Footscray High School is a multi-campus secondary school in Melbourne, Australia. It consists of two junior, years 7-9, campuses (Barkly and Pilgrim) and a newly renovated senior, years 10-12 campus (Kinnear).

Footscray High School is part of the Footscray Learning Precinct and has formed a network with the University of Melbourne which gives students a better chance of getting into the university after they leave high school. The network provides opportunities for Footscray High School to enter into a structured program that focuses upon excellence in teaching and learning practice and the improvement of student learning outcomes.

== History ==

In March 1916, the Footscray Technical School began teaching at what is now Victoria University's Footscray Nicholson campus. In July 1958, the school was renamed "Footscray Technical College" in line with Education Department reforms to technical schools at that time. On 25 September 1968, it was renamed "Footscray Institute of Technology" (FIT).

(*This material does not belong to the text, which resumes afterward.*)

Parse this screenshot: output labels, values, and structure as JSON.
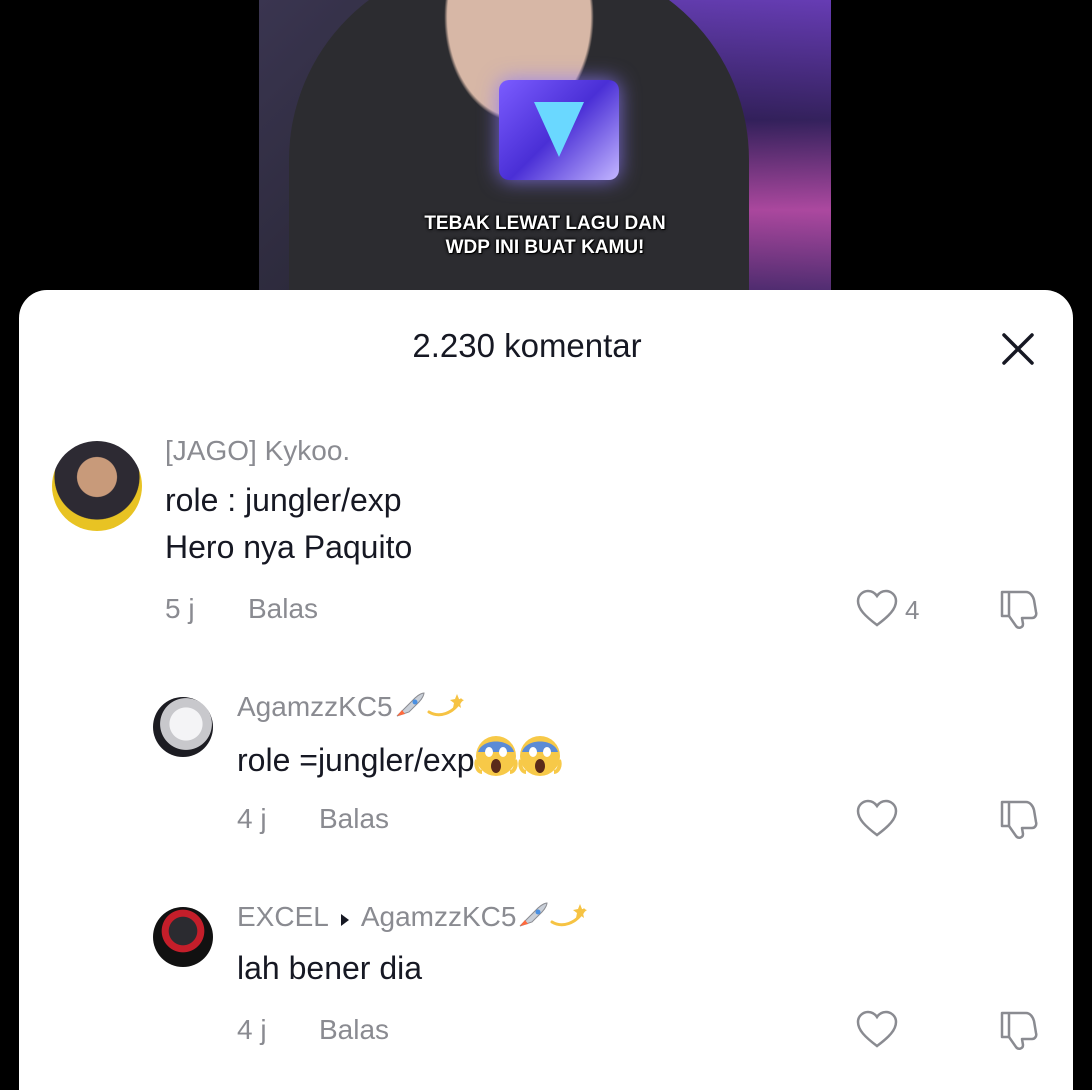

On 1 July 1972, the secondary education part of the institute was separated and named "Footscray Secondary Technical School". It continued to operate on the Nicholson Street site. However, its council was not established until early 1975, and a new site (on Ballarat Rd) was not acquired until 1975 and was not ready for occupation until May 1980. Thus during this period it remained closely linked to the institute.

== Notable students ==

Jasmine Garner (AFLW premiership player).